Telemedicine Bill - Can it provide cost-effective medical services within the reach of ordinary Malaysians?
"Telemedicine" refers to the use of electronic communication and information technologies to provide or support clinical care at a distance.
Telemedicine, in one form or another, has been practised for over thirty years. At the simplest level, a consultation over the telephone for a second opinion is telemedicine. Today, however, we think of telemedicine applications that employ advanced image as well as audio capabilities. These technologies can range from high resolution still images (e.g., x-rays) to sophisticated interactive teleconferencing systems.
I have been reading some materials on telemedicine in the United States. It has been described as having the potential to make a difference in the lives of many Americans. For example, telemedicine can improve the delivery of health care in Amercia by bringing a wider range of services such as radiology, mental health services and dermatology to communities and individuals in underserved urban and rural areas. In remote rural areas, where the distance between a patient and a health professional can be hundreds of miles, telemedicine can mean access to health care where little had been available before. In emergency cases, this access can mean the difference between life and death. In particular, in those cases where fast medical response time and specialty care are needed, telemedicine availability could be critical.
I believe a similar case for telemedicine can be made for Malaysia. However, there is a need for a nation-wide debate as to whether telemedicine is a viable health care delivery option for Malaysia at this stage of our development and whether it can provide cost-effective medical services within the reach of ordinary Malaysians.

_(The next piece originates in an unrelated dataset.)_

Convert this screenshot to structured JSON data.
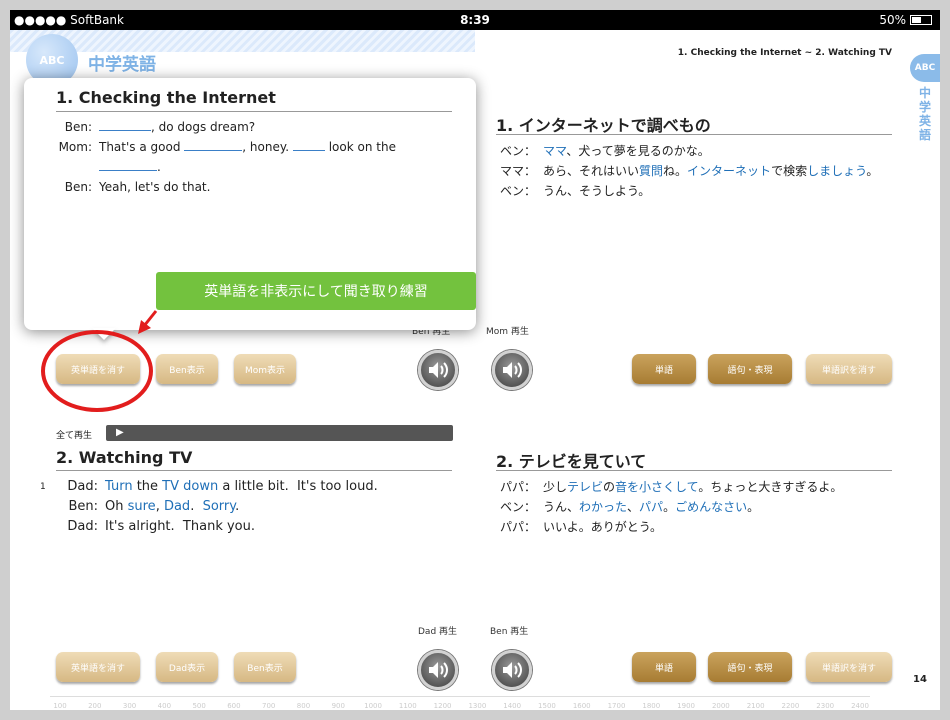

Apart from the various technical, legal and medical issues of telemedicine including those of patient safety, quality of services and malpractice liability, which have to be addressed by all countries practising telemedicine, Malaysia has our own specific problems which must be dealt with first.
For instance, there is the question of trade-off between potential health benefits in terms of access, efficiency, speed of information transfer and the cost of infrastructure.
Simple "store and forward" equipment to transmit recorded images for later review by a specialist might require only standard telephone lines at normal transmission rates. The transmission of chest x-rays using digitized uncompressed images (2 new films, plus 2 old films for comparison) requires approximately 7 hours over a 14.4 kbps modem, 3.5 hours over a 28.8 kbps modem and only 40 minutes over a more costly ISDN line, but only 4 minutes over a T1 (at 1.5 mbps) line. Of course, Asynchronous Transfer Mode (ATM) using 155 mbps transmissions can provide very high resolution imaging together with rapid transfer of information suitable for applications that need very accurate and detailed imaging.
However, there is a major difference between the US and Malaysia in determining whether telemedicine is a viable health care delivery option, as in the United States, even in the most remotest rural areas, there are good telecommunications infrastructure where telephone services are quite ubiquitous. This is however not the case with Malaysia. In fact, there are 1,273 schools in the country without electricity supply or with only limited power supply. Furthermore, there is no steady quality electricity supply by Tenaga Nasional - which registers over 100,000 power interruptions in a good year!
Furthermore, the biggest healthcare problem in Malaysia is still on very elementary questions of basic medical and health services, with many hospitals without the minimum of beds, staff, hospitals or infrastructure - including telecommunications infrastructure which excludes the possibility of telemedicine as a viable option.
In these circumstances, there should be a nation-wide debate whether Malaysia should take to telemedicine in a big way or whether the country should be focussing on ensuring that all Malaysians, including those in the remotest rural areas, can have access to the most basic health and medical needs.